Introduction Patients with suspected pancreaticobiliary cancers frequently undergo endoscopic retrograde cholangiopancreatography (ERCP) to obtain brush cytology for confirmatory diagnosis. The outcome of this often leads to the management of the patient and can avoid more invasive investigations. There is a wide range of sensitivities and specificities reported in the literature.

Aims To determine the accuracy of the brush cytology obtained at ERCP by performing a retrospective audit of all patients admitted to Guy's and St. Thomas’ Hospital for ERCP during 2008–2013. Also, to evaluate the impact of cytology results on patient care following ERCP.
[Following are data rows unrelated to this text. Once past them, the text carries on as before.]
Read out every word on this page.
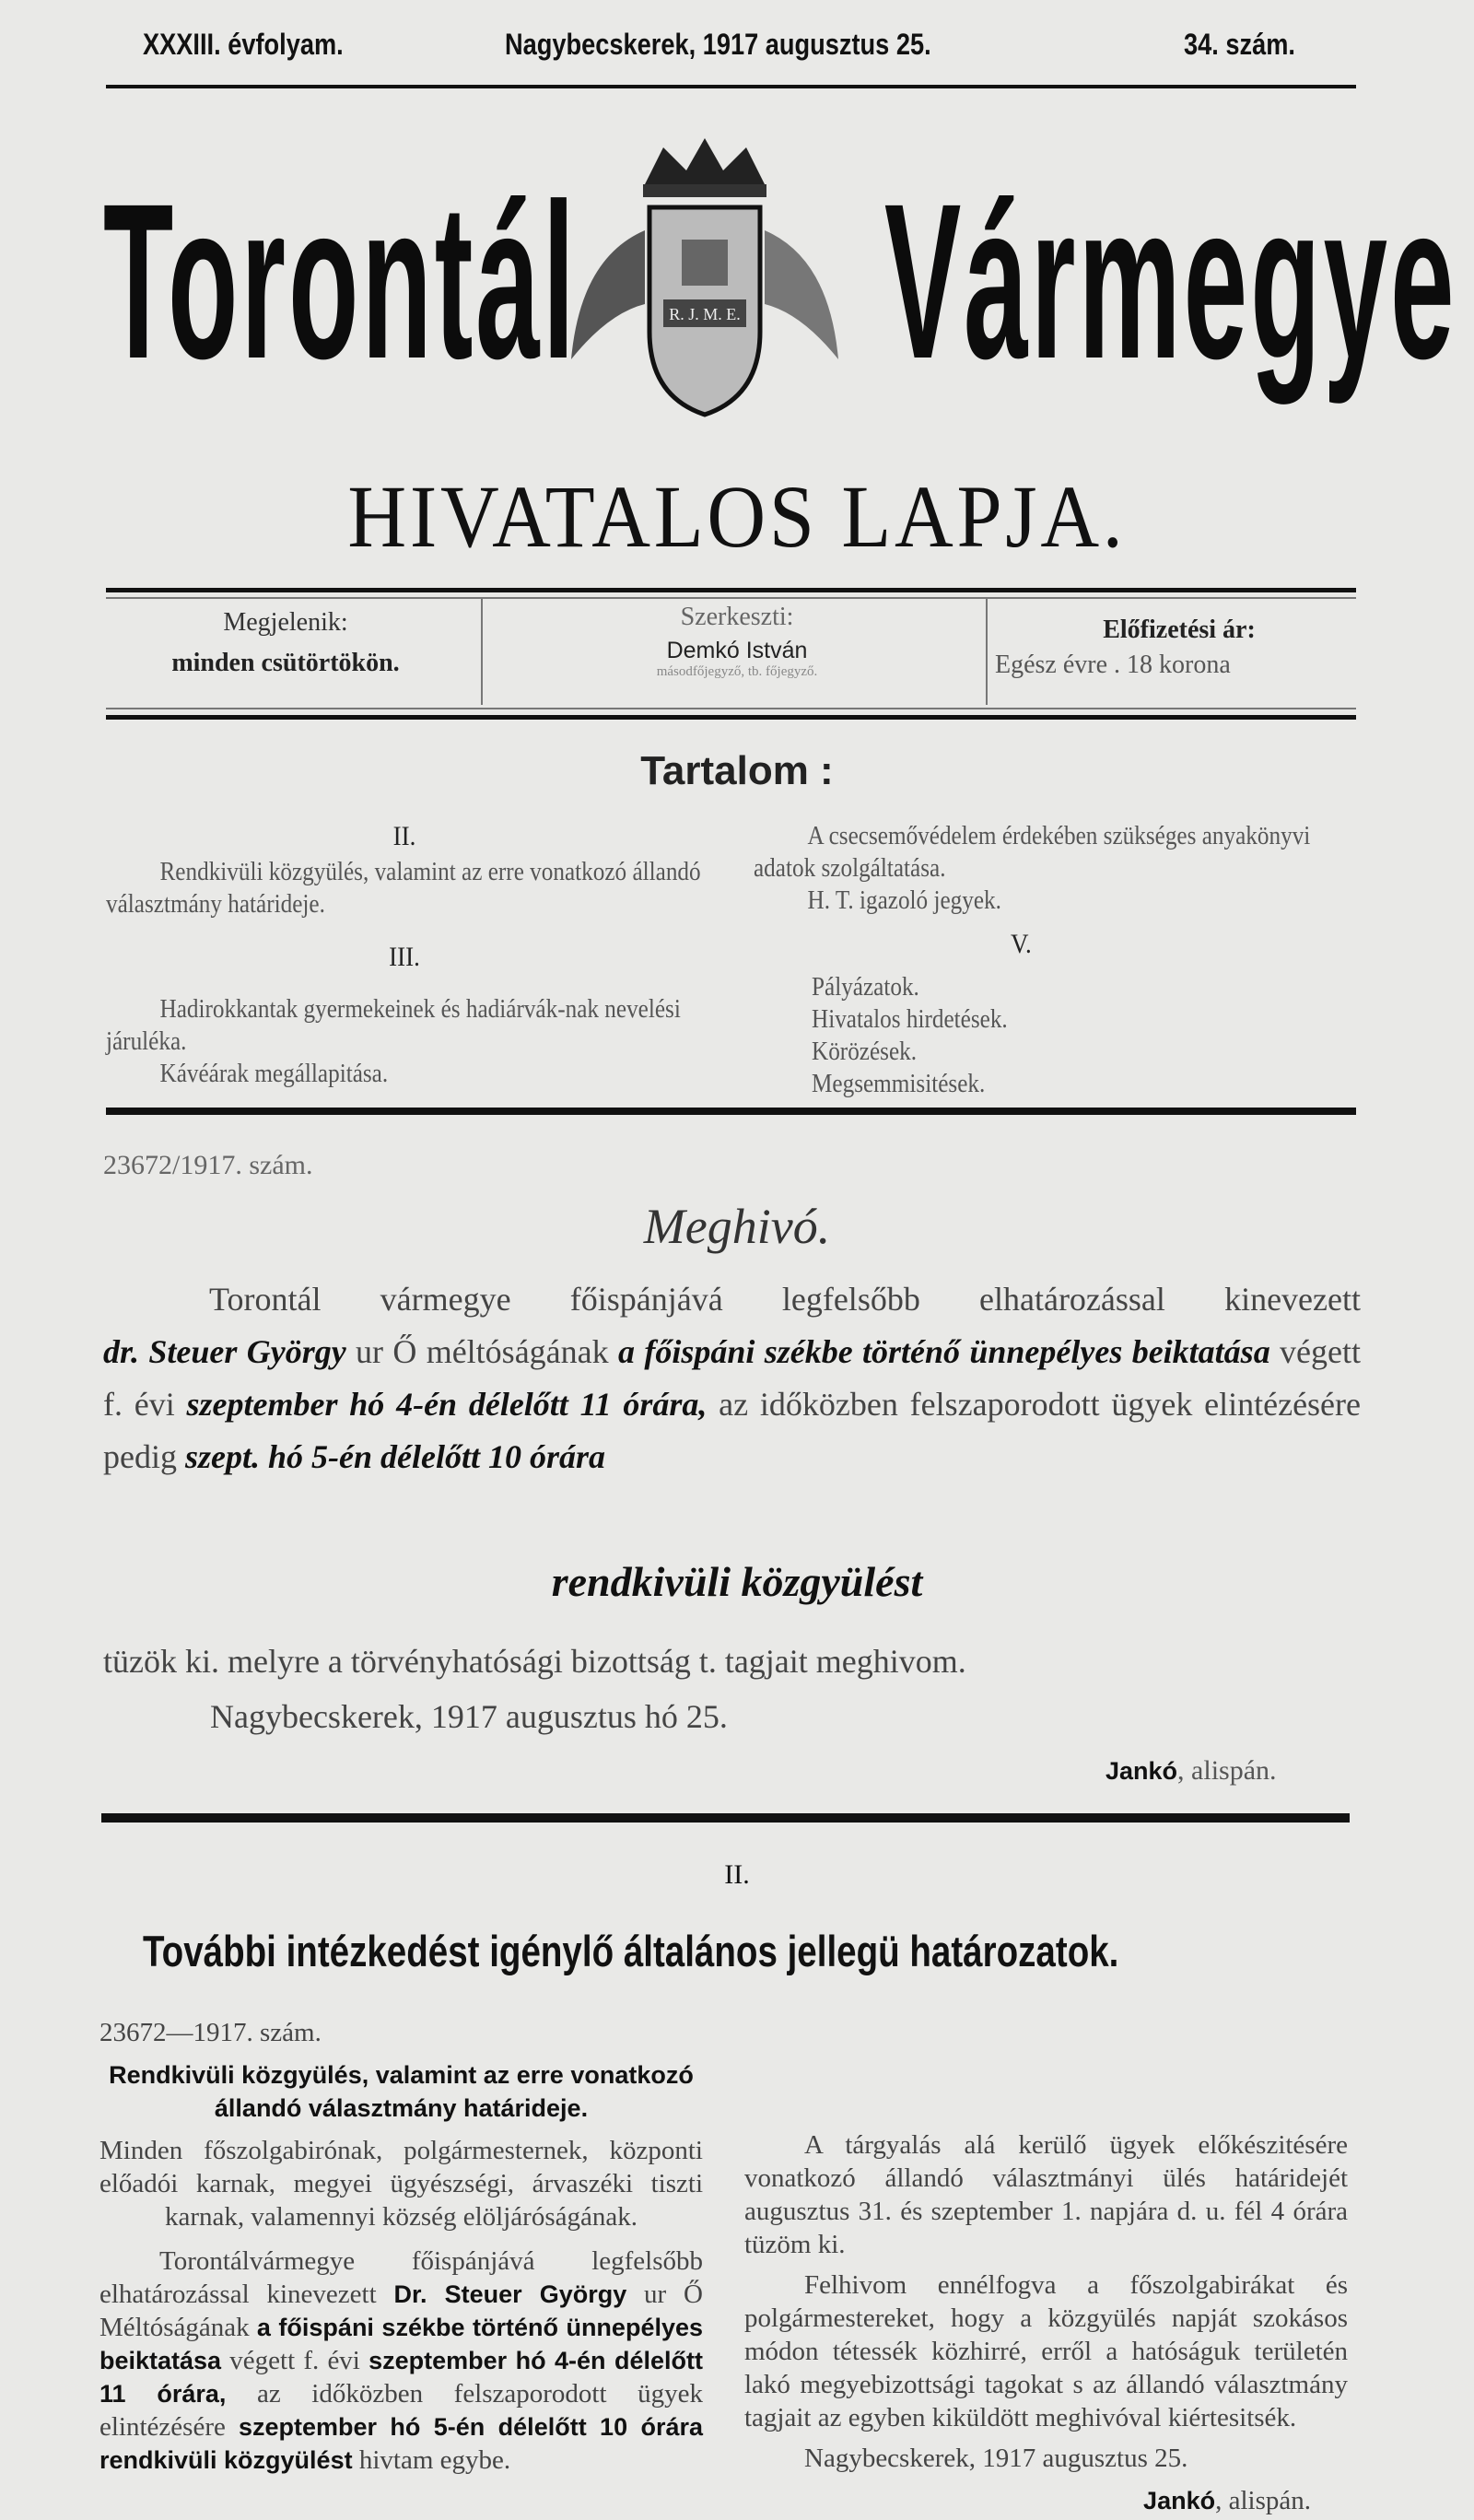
XXXIII. évfolyam.	Nagybecskerek, 1917 augusztus 25.	34. szám.
Torontál Vármegye
R. J. M. E.
HIVATALOS LAPJA.
Megjelenik:
minden csütörtökön.
Szerkeszti:
Demkó István
másodfőjegyző, tb. főjegyző.
Előfizetési ár:
Egész évre . 18 korona
Tartalom :
II.
Rendkivüli közgyülés, valamint az erre vonatkozó állandó választmány határideje.
III.
Hadirokkantak gyermekeinek és hadiárvák-nak nevelési járuléka.
Kávéárak megállapitása.
A csecsemővédelem érdekében szükséges anyakönyvi adatok szolgáltatása.
H. T. igazoló jegyek.
V.
Pályázatok.
Hivatalos hirdetések.
Körözések.
Megsemmisitések.
23672/1917. szám.
Meghivó.

Torontál vármegye főispánjává legfelsőbb elhatározással kinevezett

dr. Steuer György ur Ő méltóságának a főispáni székbe történő ünnepélyes beiktatása végett f. évi szeptember hó 4-én délelőtt 11 órára, az időközben felszaporodott ügyek elintézésére pedig szept. hó 5-én délelőtt 10 órára

rendkivüli közgyülést
tüzök ki. melyre a törvényhatósági bizottság t. tagjait meghivom.
Nagybecskerek, 1917 augusztus hó 25.
Jankó, alispán.
II.
További intézkedést igénylő általános jellegü határozatok.

23672—1917. szám.

Rendkivüli közgyülés, valamint az erre vonatkozó állandó választmány határideje.

Minden főszolgabirónak, polgármesternek, központi előadói karnak, megyei ügyészségi, árvaszéki tiszti karnak, valamennyi község elöljáróságának.

Torontálvármegye főispánjává legfelsőbb elhatározással kinevezett Dr. Steuer György ur Ő Méltóságának a főispáni székbe történő ünnepélyes beiktatása végett f. évi szeptember hó 4-én délelőtt 11 órára, az időközben felszaporodott ügyek elintézésére szeptember hó 5-én délelőtt 10 órára rendkivüli közgyülést hivtam egybe.

A tárgyalás alá kerülő ügyek előkészitésére vonatkozó állandó választmányi ülés határidejét augusztus 31. és szeptember 1. napjára d. u. fél 4 órára tüzöm ki.

Felhivom ennélfogva a főszolgabirákat és polgármestereket, hogy a közgyülés napját szokásos módon tétessék közhirré, erről a hatóságuk területén lakó megyebizottsági tagokat s az állandó választmány tagjait az egyben kiküldött meghivóval kiértesitsék.

Nagybecskerek, 1917 augusztus 25.

Jankó, alispán.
Method Data were collected from 4 January 2008 to 27 December 2013. This involved analysing EndoSoft (the in-house software for endoscopic data entry), Pathnet (the pathology database) and Electronic Patient Records.

Results 162 patients underwent brush cytology during ERCP. 58 patients had positive cytology. With intention-to-treat analysis, sensitivity was 54.7%, specificity was 100.0% and negative predictive value was 53.9% with a positive predictive value of 100%. Patients with a positive brush cytology result required fewer investigations compared with patients with a negative cytology result.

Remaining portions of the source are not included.